1. Das Vertrauens-Premium:
Gute Handwerksbetriebe verkaufen keine Stunden, sondern Sicherheit. Wer einmal eine billige Sanierung erlebt hat, die nach zwei Jahren Schimmel oder Risse zeigt, zahlt beim nächsten Mal gerne 20 % mehr für einen Betrieb, der:
- Nach dem neuesten Stand der Technik arbeitet.
- Hochwertige Materialien verwendet, die im Einkauf teurer sind.
- Eine echte Gewährleistung bietet, weil es den Betrieb auch in fünf Jahren noch geben wird.
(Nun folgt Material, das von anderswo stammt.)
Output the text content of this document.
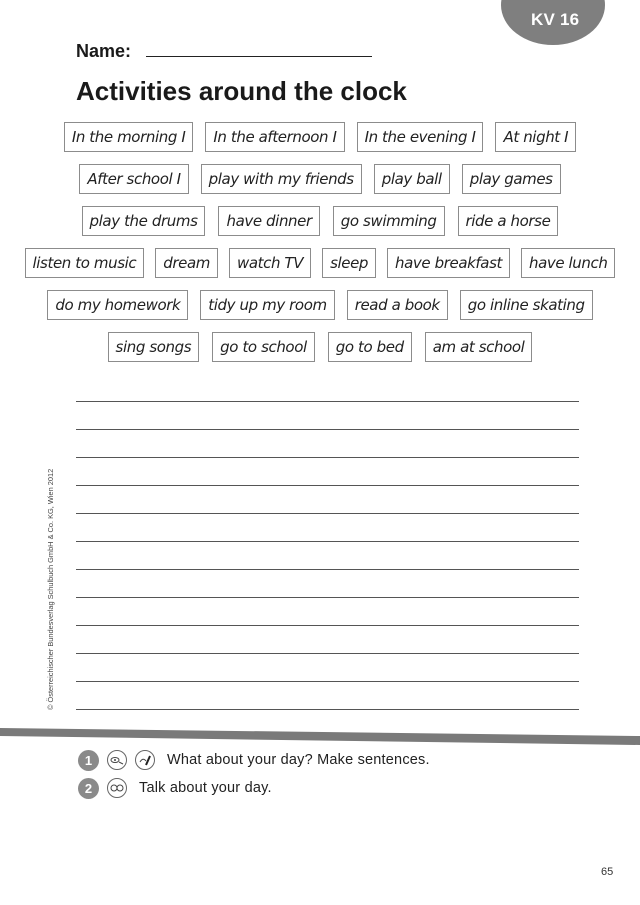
KV 16
Name:
Activities around the clock
In the morning I	In the afternoon I	In the evening I	At night I
After school I	play with my friends	play ball	play games
play the drums	have dinner	go swimming	ride a horse
listen to music	dream	watch TV	sleep	have breakfast	have lunch
do my homework	tidy up my room	read a book	go inline skating
sing songs	go to school	go to bed	am at school
© Österreichischer Bundesverlag Schulbuch GmbH & Co. KG, Wien 2012
1	What about your day? Make sentences.
2	Talk about your day.
65
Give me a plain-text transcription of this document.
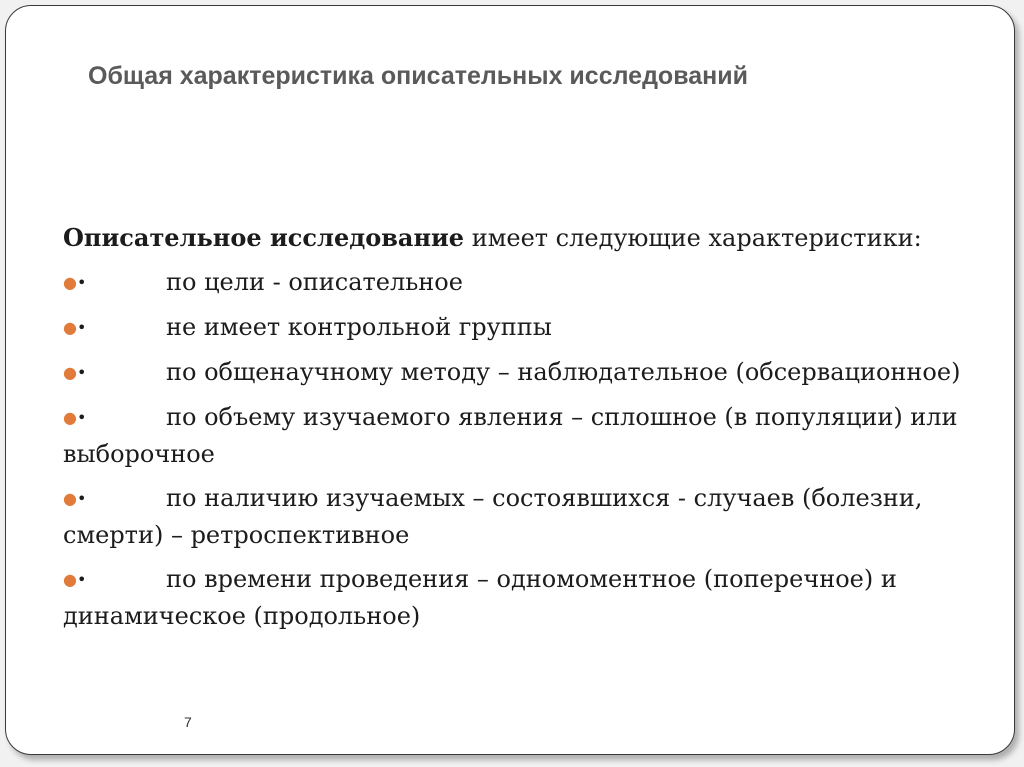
Общая характеристика описательных исследований

Описательное исследование имеет следующие характеристики:

●•	по цели - описательное
●•	не имеет контрольной группы
●•	по общенаучному методу – наблюдательное (обсервационное)
●•	по объему изучаемого явления – сплошное (в популяции) или выборочное
●•	по наличию изучаемых – состоявшихся - случаев (болезни, смерти) – ретроспективное
●•	по времени проведения – одномоментное (поперечное) и динамическое (продольное)
7
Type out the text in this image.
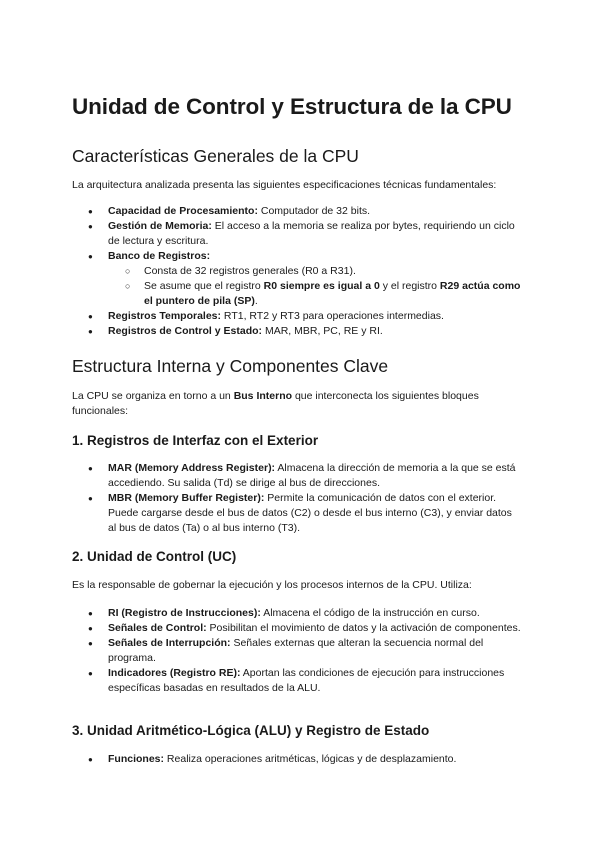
Unidad de Control y Estructura de la CPU
Características Generales de la CPU

La arquitectura analizada presenta las siguientes especificaciones técnicas fundamentales:

● Capacidad de Procesamiento: Computador de 32 bits.
● Gestión de Memoria: El acceso a la memoria se realiza por bytes, requiriendo un ciclo de lectura y escritura.
● Banco de Registros:
○ Consta de 32 registros generales (R0 a R31).
○ Se asume que el registro R0 siempre es igual a 0 y el registro R29 actúa como el puntero de pila (SP).
● Registros Temporales: RT1, RT2 y RT3 para operaciones intermedias.
● Registros de Control y Estado: MAR, MBR, PC, RE y RI.
Estructura Interna y Componentes Clave

La CPU se organiza en torno a un Bus Interno que interconecta los siguientes bloques funcionales:

1. Registros de Interfaz con el Exterior
● MAR (Memory Address Register): Almacena la dirección de memoria a la que se está accediendo. Su salida (Td) se dirige al bus de direcciones.
● MBR (Memory Buffer Register): Permite la comunicación de datos con el exterior. Puede cargarse desde el bus de datos (C2) o desde el bus interno (C3), y enviar datos al bus de datos (Ta) o al bus interno (T3).
2. Unidad de Control (UC)

Es la responsable de gobernar la ejecución y los procesos internos de la CPU. Utiliza:

● RI (Registro de Instrucciones): Almacena el código de la instrucción en curso.
● Señales de Control: Posibilitan el movimiento de datos y la activación de componentes.
● Señales de Interrupción: Señales externas que alteran la secuencia normal del programa.
● Indicadores (Registro RE): Aportan las condiciones de ejecución para instrucciones específicas basadas en resultados de la ALU.
3. Unidad Aritmético-Lógica (ALU) y Registro de Estado
● Funciones: Realiza operaciones aritméticas, lógicas y de desplazamiento.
2. Investition in Fachkräfte:
Ein Betrieb, der Monate im Voraus ausgebucht ist, hat meist ein festes Team aus Gesellen, die seit Jahren dabei sind. Um diese Fachkräfte in Zeiten des massiven Mangels zu halten, müssen Betriebe:
- Überdurchschnittlich hohe Löhne zahlen.
- In moderne Werkzeuge und Fortbildungen investieren.
Diese Kosten werden eins zu eins auf den Stundensatz umgelegt. Ein günstigerer Betrieb arbeitet oft mit ständig wechselnden Subunternehmern; das drückt war den Preis, aber eben oft auch die Qualität und Zuverlässigkeit.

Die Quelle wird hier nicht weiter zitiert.